The second government formed by Prime Minister Asadollah Alam was inaugurated on 19 February 1963. It replaced the first government of Alam which ended on 18 February when he submitted his resignation to the Shah Mohammad Reza Pahlavi. The cabinet lasted for nearly thirteen months until 7 March 1964 when Asadollah Alam resigned from the office.
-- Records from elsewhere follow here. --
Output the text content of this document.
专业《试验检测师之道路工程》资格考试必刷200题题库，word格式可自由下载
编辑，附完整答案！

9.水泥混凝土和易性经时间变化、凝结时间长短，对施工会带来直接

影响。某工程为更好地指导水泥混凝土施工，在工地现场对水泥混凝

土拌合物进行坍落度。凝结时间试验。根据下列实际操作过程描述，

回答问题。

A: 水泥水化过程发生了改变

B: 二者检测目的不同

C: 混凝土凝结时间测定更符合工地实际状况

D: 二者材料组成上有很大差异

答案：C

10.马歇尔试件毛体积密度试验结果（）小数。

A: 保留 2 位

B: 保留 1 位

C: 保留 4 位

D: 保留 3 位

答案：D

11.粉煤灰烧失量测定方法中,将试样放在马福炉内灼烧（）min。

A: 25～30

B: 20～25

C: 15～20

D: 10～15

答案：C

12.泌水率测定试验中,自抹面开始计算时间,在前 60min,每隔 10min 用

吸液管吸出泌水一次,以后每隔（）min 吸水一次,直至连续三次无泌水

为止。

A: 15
It was succeeded by the cabinet of Hassan Ali Mansur.

==List of ministers==
The cabinet was consisted of the following sixteen members:

Cabinet
| Portfolio | Minister | Took office | Left office | Party |  |
| Prime Minister | Asadollah Alam | 19 February 1963 | March 1964 |  | People's Party |
| Minister of War | Ali-Asghar Naghdi | 19 February 1963 | March 1964 |  | Military |
| Minister of Foreign Affairs | Abbas Aram | 19 February 1963 | March 1964 |  |  |
| Minister of Agriculture | Hasan Arsanjani | 19 February 1963 | 9 March 1963 |  |  |
| Ismail Riahi | 12 March 1963 | March 1964 |  | Military |
| Minister of Interior | Mahdi Pirastih | 19 February 1963 | March 1964 |  |  |
| Minister of Labor | Ataollah Khosravani | 19 February 1963 | March 1964 |  |  |
| Minister of Telegraph and Telephone | Hushang Samii | 19 February 1963 | March 1964 |  |  |
| Minister of Finance | Abdolhossein Behnia | 19 February 1963 | March 1964 |  | Independent |
| Minister of Roads | Nasrollah Moinian | 19 February 1963 | March 1964 |  |  |
| Minister of Justice | Mohammad Baheri | 19 February 1963 | March 1964 |  |  |
| Minister of Health | Ismail Riahi | 19 February 1963 | March 1964 |  | Military |
| Minister of Education | Parviz Natel-Khanlari | 19 February 1963 | March 1964 |  | Independent |
| Minister of Economy | Alinaghi Alikhani | 19 February 1963 | March 1964 |  | Independent |
| Minister of State | Sadegh Amirazizi | 19 February 1963 | March 1964 |  | Military |
| Minister of State | Gholam Hossein Khoshbin | 19 February 1963 | March 1964 |  |  |
| Minister of State | Jahangir Tafazzoli | 19 February 1963 | March 1964 |  | People's Party |

==Reshuffles and next cabinet==
Minister of Agriculture Hasan Arsanjani resigned from the office on 9 March 1963 and was replaced by Ismail Riahi. In fact, Arsanjani was forced to resign from the office and was appointed ambassador to Italy immediately after his resignation.

Six cabinet members were appointed to the incoming cabinet of Hassan Ali Mansour.